Não vai ser a primeira vez que vou fazer isso: me meter na seara alheia. Ok, eu peço desculpa para as beltranas gastrônomas e nutricionistas. Podem me chamar de metida, eu acato.

Minha autoridade no assunto é a mesma de todo ser humano que não vive de luz: a gente ama falar sobre comida. Seja comida com memória emocional, comida boa, comida ruim, comida que a gente comeu ou tem vontade de comer, se você reparar bem, a maioria das conversas, em algum momento, passa pela comida. É aí que esta conversa entra.

Ela veio de uma caixa de comentários em grupo do Facebook, meu guilty pleasure nada secreto. Da pergunta inicial (que era, para os mais curiosos, um questionamento sobre o não uso de caldos industrializados em provas de competição gastronômica na TV… veja só), o negócio tomou o rumo de sempre: defensores da praticidade ultraprocessada dos “cubos” versus adeptos da busca pela alimentação saudável. Comida “de fábrica” versus comida “de verdade”. Nessas horas, os argumentos que se enfileiram, dialogando muito pouco, são sempre os mesmos: de um lado, a praticidade, a pressa, o hábito, o vício (sim, há quem admita que é viciado nos caldos e pozinhos), até o preço. De outro, a saúde, o sabor, a diversidade dos temperos naturais, o prazer de cozinhar com ervas e especiarias, a consciência ecológica e alimentar.

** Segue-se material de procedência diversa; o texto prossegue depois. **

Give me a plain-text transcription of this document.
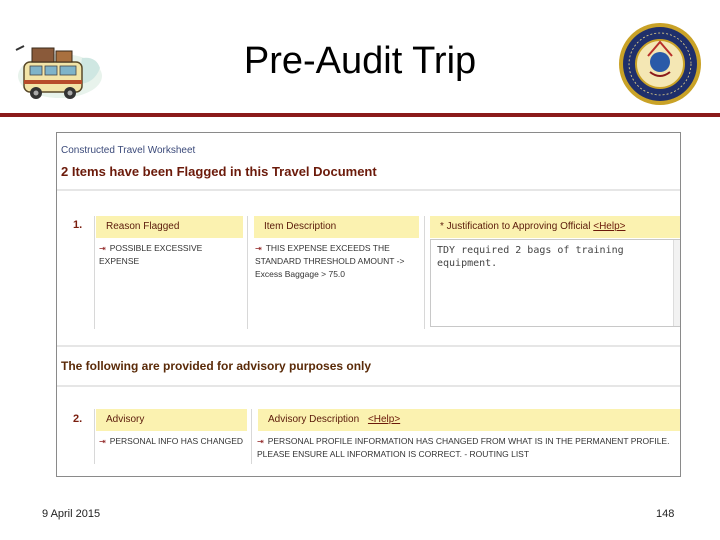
Pre-Audit Trip
Constructed Travel Worksheet
2 Items have been Flagged in this Travel Document
1.	Reason Flagged	Item Description	* Justification to Approving Official <Help>
⇥ POSSIBLE EXCESSIVE EXPENSE
⇥ THIS EXPENSE EXCEEDS THE
STANDARD THRESHOLD AMOUNT ->
Excess Baggage > 75.0
TDY required 2 bags of training
equipment.
The following are provided for advisory purposes only
2.	Advisory	Advisory Description <Help>
⇥ PERSONAL INFO HAS CHANGED	⇥ PERSONAL PROFILE INFORMATION HAS CHANGED FROM WHAT IS IN THE PERMANENT PROFILE.
PLEASE ENSURE ALL INFORMATION IS CORRECT. - ROUTING LIST
9 April 2015	148
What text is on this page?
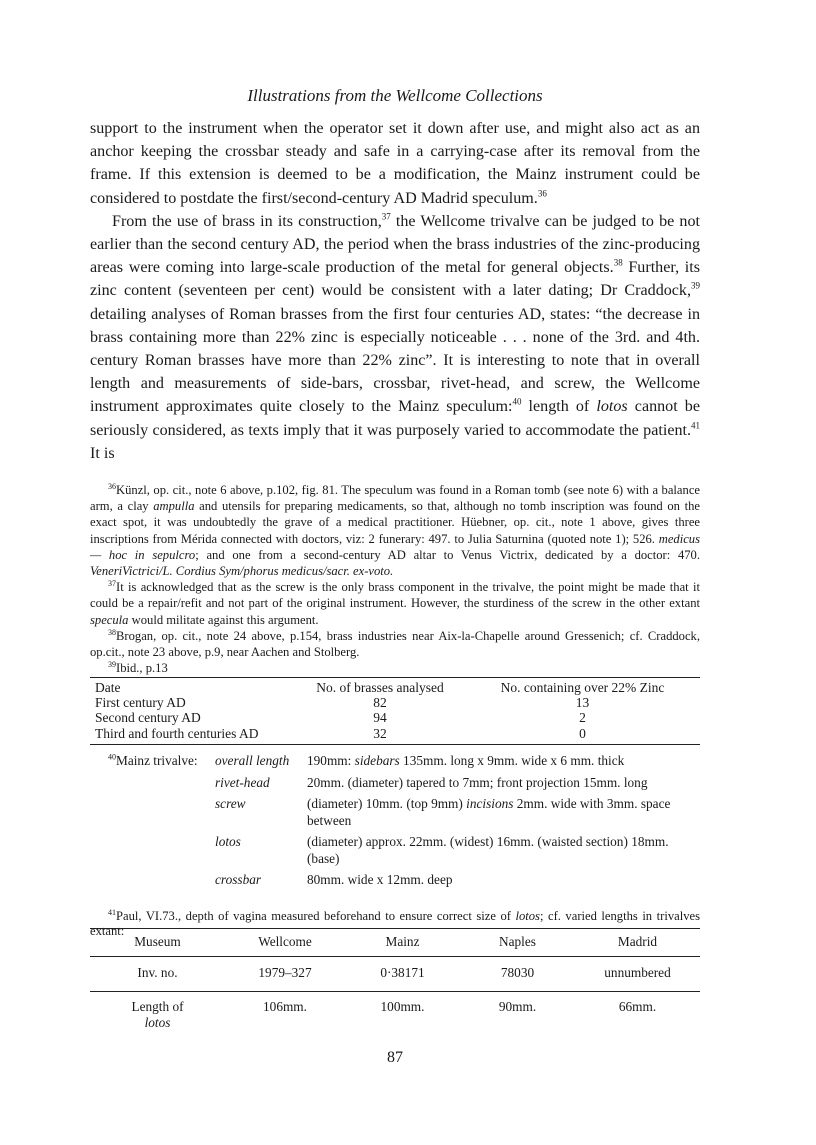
Illustrations from the Wellcome Collections

support to the instrument when the operator set it down after use, and might also act as an anchor keeping the crossbar steady and safe in a carrying-case after its removal from the frame. If this extension is deemed to be a modification, the Mainz instrument could be considered to postdate the first/second-century AD Madrid speculum.$^{36}$

From the use of brass in its construction,$^{37}$ the Wellcome trivalve can be judged to be not earlier than the second century AD, the period when the brass industries of the zinc-producing areas were coming into large-scale production of the metal for general objects.$^{38}$ Further, its zinc content (seventeen per cent) would be consistent with a later dating; Dr Craddock,$^{39}$ detailing analyses of Roman brasses from the first four centuries AD, states: “the decrease in brass containing more than 22% zinc is especially noticeable . . . none of the 3rd. and 4th. century Roman brasses have more than 22% zinc”. It is interesting to note that in overall length and measurements of side-bars, crossbar, rivet-head, and screw, the Wellcome instrument approximates quite closely to the Mainz speculum:$^{40}$ length of lotos cannot be seriously considered, as texts imply that it was purposely varied to accommodate the patient.$^{41}$ It is

$^{36}$Künzl, op. cit., note 6 above, p.102, fig. 81. The speculum was found in a Roman tomb (see note 6) with a balance arm, a clay ampulla and utensils for preparing medicaments, so that, although no tomb inscription was found on the exact spot, it was undoubtedly the grave of a medical practitioner. Hüebner, op. cit., note 1 above, gives three inscriptions from Mérida connected with doctors, viz: 2 funerary: 497. to Julia Saturnina (quoted note 1); 526. medicus — hoc in sepulcro; and one from a second-century AD altar to Venus Victrix, dedicated by a doctor: 470. VeneriVictrici/L. Cordius Sym/phorus medicus/sacr. ex-voto.

$^{37}$It is acknowledged that as the screw is the only brass component in the trivalve, the point might be made that it could be a repair/refit and not part of the original instrument. However, the sturdiness of the screw in the other extant specula would militate against this argument.

$^{38}$Brogan, op. cit., note 24 above, p.154, brass industries near Aix-la-Chapelle around Gressenich; cf. Craddock, op.cit., note 23 above, p.9, near Aachen and Stolberg.

$^{39}$Ibid., p.13

Date	No. of brasses analysed	No. containing over 22% Zinc
First century AD	82	13
Second century AD	94	2
Third and fourth centuries AD	32	0
$^{40}$Mainz trivalve:	overall length	190mm: sidebars 135mm. long x 9mm. wide x 6 mm. thick
rivet-head	20mm. (diameter) tapered to 7mm; front projection 15mm. long
screw	(diameter) 10mm. (top 9mm) incisions 2mm. wide with 3mm. space between
lotos	(diameter) approx. 22mm. (widest) 16mm. (waisted section) 18mm. (base)
crossbar	80mm. wide x 12mm. deep

$^{41}$Paul, VI.73., depth of vagina measured beforehand to ensure correct size of lotos; cf. varied lengths in trivalves extant:

Museum	Wellcome	Mainz	Naples	Madrid
Inv. no.	1979–327	0·38171	78030	unnumbered
Length of
lotos
106mm.	100mm.	90mm.	66mm.
87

Foi aí que entrou meu novo amigo facebookiano, Yoshiharu Saito, colocar ordem no galinheiro. Os comentários dele foram tão certeiros, tão recheados de conteúdo, tão lógicos, que pedi licença para trazê-los para cá. Porque a gente merece ter diversidade de sabores também para o cérebro.

A indústria dos ultraprocessados investe forte num modelo publicitário que nos induz a pensar que de alguma forma sempre existirá um jeito mágico de transformar aquela comida prosaica num super jantar masterchef, em que todos, no final da refeição, elogiarão quem preparou, conforme podemos ver nas diversas inserções nos canais de tv. Além disso, existe (na minha percepção) também um curioso engodo embutido no apelo da rapidez que esses cubinhos proporcionam, devido à não-necessidade de usar vários temperos, gerando um suposto ganho de tempo. Este tem sido um argumento publicitário que vem ganhando muitos adeptos devido ao nosso próprio cotidiano. Então deixo a seguinte pergunta: Qual é a mágica que tem dentro de uma caixa que custa módicos 4 ou 5 reais se um punhado de ervas diversas pode custar até 2x esse valor?

Ou seja, lembra da mítica do comercial de margarina (outro não alimento, né?) e suas famílias perfeitas? Os saborizantes industriais, com suas fórmulas cheias de componentes de nomes esquisitos e assustadores, montaram, ao longo dos anos, algo similar… que se fixou no imaginário popular sem fazer muito estardalhaço. Uma dessas marcas passou mais de década se vendendo como sinônimo de amor, não passou?

E as pessoas acreditaram.

Afinal, que gosto tem o sachê de tempero? Não é gosto daquele refogadinho de cebola e alho, não é o sabor do alecrim, do cominho, do orégano. Não é o frescor do cheiro verde, da hortelã. Ou a provocação da pimenta. É, muitas vezes, uma mistura da personalidade mais dominadora do salsão… com agressores não identificados de várias áreas da nossa língua, muitos deles especializados em disfarçar o sódio excessivo. Não tem “gosto de comida de vó”, não remete a uma infância idealizada – ou não remetia, quando começou a ser empurrado, literalmente, adentro das nossas goelas.

Nos dias de hoje, se duvidar, deve ter muito adulto que, ao sentir o cheiro da mistura ultraprocessada, lembra com saudade da cozinha do apartamento da mãe. Que defende o tempero “sabor feijão”, critica o “sabor carne seca” e suspira de saudade do “sabor galinha d’angola”, que foi descontinuado quando ele estava em seu primeiro emprego.

Ó admirável mundo novo, onde vivem pessoas assim!